Your ZIP code should not determine your future.

But for far too many students in our state, that is exactly the case.

Here in Tennessee, our leaders have made a number of bold, innovative reforms in recent years that are improving education outcomes across the state. But not all of our students are benefiting. At New Hope Academy – a Christ-centered, community school with a diverse student body in Franklin – we believe that every child deserves a chance at an excellent education, no matter your racial or economic background. We also believe that parents are the primary educators of their children. Many parents in Middle Tennessee have a variety of educational options for their children. But we believe that every parent should have options from which to choose the best educational environment for their child and the school that best matches their family’s values.

At New Hope Academy, over 40% of our student body attends on close to a full scholarship, and 61% receive some sort of financial aid. It is part of our mission to seek out families from economically-disadvantaged communities who are looking for better options for their students. In fact, we prefer not to call ourselves a “private” school. We’re independent, and we have limited enrollment because of small class sizes, but we’re open to anyone who wants an excellent education aimed at cultivating faith, wisdom and virtue in a diverse setting.

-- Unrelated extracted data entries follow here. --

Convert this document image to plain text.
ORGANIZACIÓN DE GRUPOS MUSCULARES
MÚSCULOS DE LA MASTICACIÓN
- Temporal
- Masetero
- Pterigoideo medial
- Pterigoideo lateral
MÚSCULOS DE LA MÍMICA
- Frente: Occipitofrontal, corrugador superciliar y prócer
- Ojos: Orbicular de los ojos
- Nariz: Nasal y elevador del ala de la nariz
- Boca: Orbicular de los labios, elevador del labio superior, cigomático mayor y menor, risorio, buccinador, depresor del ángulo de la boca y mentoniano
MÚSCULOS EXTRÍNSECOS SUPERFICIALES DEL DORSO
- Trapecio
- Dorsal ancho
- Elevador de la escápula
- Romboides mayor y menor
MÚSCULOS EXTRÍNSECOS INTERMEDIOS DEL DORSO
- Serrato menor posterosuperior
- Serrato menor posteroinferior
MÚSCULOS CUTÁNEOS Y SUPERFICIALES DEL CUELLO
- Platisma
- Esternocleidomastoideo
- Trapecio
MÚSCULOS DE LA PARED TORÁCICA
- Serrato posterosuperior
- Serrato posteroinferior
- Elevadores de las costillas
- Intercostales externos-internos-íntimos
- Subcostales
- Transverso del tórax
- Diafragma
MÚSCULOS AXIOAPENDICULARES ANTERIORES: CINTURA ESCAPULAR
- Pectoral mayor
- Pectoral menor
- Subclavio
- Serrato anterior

Through our committed network of 1,000 donors, we are able to offer scholarships and financial aid to help economically-disadvantaged families attend New Hope. And while we are proud of the work we’ve done to make New Hope available to everyone, we are always looking for new ways to reach more and more families who are searching for a better choice for their children.

That’s why I have been closely following the educational savings account legislation introduced by Gov. Bill Lee’s administration that is making its way through the state legislature.

ESAs are funds — reported at $7,300 per student — provided by the state directly to eligible families that they can in turn spend on a number of educational expenses, including independent school tuition.

We’ve been learning about this proposal from groups like TennesseeCAN, and the more I study this potential ESA program, the more excited I get about what it could mean for our school specifically as well as for families across our community and state.

We already make it a point to keep our tuition as low as possible and offer generous financial aid to make it accessible for students from low-income families to attend our school. Indeed, we believe that an excellent education must be a diverse education. We know that other schools in our area would like to offer more financial aid but don’t believe it is viable. ESAs will make attending independent schools like ours even more of a reality for the families that would like to attend them. That means more students will receive the type of quality education they deserve — an education many around the state have been denied simply due to a ZIP code that zones them to a low-performing school.

Whether you look at independent schools or public schools, any teacher or school leader will tell you that education is not one size fits all. At New Hope Academy we put that belief into practice by focusing on each individual student and tailoring our instruction to their specific strengths and weaknesses.

I want every student to have that opportunity.

If Lee’s ESA plan were to become law, more students than ever before could seek out the right school that offers the education that’s right for them.

That might mean New Hope Academy, or it might not. There are a number of independent schools across the state that are designed to meet a variety of specific educational needs.

But all of Tennessee’s students and families deserve that choice.

Parker Page is advancement director for New Hope Academy in Franklin, Tennessee.